Да, часто слышал я его похвалы товарищам. И даже о тех, кто — по слухам — не пользовался его личными симпатиями, Ленин умел говорить, воздавая должное их энергии.
Я был очень удивлен его высокой оценкой организаторских способностей Л. Д. Троцкого, — Владимир Ильич подметил мое удивление.
— Да, я знаю, о моих отношениях с ним что-то врут. Но — что есть — есть, а чего нет — нет, это я тоже знаю. Он вот сумел организовать военных спецов.
Помолчав, он добавил потише и невесело:
— А все-таки не наш! С нами, а — не наш. Честолюбив. И есть в нем что-то… нехорошее, от Лассаля…[176]
Эти слова: «С нами, а — не наш» — я слышал от него дважды, второй раз они были сказаны о человеке тоже крупном. Он умер вскоре после Владимира Ильича. Людей Владимир Ильич чувствовал, должно быть, очень хорошо. Как-то, входя в его кабинет, я застал там человека, который, пятясь к двери задом, раскланивался с Владимиром Ильичем, а Владимир Ильич, не глядя на него, писал.

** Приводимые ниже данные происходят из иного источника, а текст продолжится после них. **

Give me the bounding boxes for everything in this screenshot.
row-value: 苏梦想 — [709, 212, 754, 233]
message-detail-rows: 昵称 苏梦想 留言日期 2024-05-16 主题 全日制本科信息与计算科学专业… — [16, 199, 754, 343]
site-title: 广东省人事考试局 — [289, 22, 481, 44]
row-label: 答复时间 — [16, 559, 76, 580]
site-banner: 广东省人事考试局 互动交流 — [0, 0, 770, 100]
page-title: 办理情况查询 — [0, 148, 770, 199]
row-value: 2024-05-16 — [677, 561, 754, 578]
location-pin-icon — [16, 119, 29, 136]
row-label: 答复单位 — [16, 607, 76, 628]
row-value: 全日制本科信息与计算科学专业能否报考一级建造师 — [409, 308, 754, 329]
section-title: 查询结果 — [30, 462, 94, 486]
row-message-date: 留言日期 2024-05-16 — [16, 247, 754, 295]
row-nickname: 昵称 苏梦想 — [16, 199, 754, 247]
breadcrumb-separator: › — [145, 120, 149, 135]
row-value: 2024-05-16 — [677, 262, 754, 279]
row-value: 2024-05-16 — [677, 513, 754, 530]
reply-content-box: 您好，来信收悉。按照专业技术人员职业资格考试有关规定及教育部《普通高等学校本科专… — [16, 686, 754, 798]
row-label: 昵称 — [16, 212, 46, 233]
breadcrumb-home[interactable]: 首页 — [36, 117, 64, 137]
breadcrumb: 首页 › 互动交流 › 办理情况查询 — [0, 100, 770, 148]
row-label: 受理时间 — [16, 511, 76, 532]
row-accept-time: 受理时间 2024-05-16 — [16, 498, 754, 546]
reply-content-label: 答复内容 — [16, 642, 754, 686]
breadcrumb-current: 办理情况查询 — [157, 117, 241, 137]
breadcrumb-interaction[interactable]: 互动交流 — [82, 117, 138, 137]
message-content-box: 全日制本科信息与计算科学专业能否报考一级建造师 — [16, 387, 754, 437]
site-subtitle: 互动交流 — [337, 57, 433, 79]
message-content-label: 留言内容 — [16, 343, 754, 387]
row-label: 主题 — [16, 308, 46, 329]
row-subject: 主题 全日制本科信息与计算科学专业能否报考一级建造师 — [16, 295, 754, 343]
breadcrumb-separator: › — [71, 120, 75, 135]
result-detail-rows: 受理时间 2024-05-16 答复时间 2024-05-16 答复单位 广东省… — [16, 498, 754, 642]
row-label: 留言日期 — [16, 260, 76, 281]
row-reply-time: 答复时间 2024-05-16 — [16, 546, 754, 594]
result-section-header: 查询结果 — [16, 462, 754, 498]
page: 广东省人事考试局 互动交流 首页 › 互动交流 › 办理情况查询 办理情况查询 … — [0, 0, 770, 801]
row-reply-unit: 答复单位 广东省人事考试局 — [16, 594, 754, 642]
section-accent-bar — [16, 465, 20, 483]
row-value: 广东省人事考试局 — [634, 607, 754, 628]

— Знаете этого? — спросил он, показав пальцем на дверь; я сказал, что раза два обращался к нему по делам «Всемирной литературы».[177]
— И — что?
— Могу сказать: невежественный и грубый человек.
— Гм-гм… Подхалим какой-то. И, вероятно, жулик. Впрочем, я его первый раз вижу, может быть, ошибаюсь.
Нет, Владимир Ильич не ошибся; через несколько месяцев человек этот вполне оправдал характеристику Ленина.
О людях он думал много, обеспокоенный тем, что, по его словам:
— Аппарат у нас — пестренький, после Октября много влезло в него чужих людей. Это — по вине благочестивой и любимой вами интеллигенции, это — следствие ее подлого саботажа, да-с!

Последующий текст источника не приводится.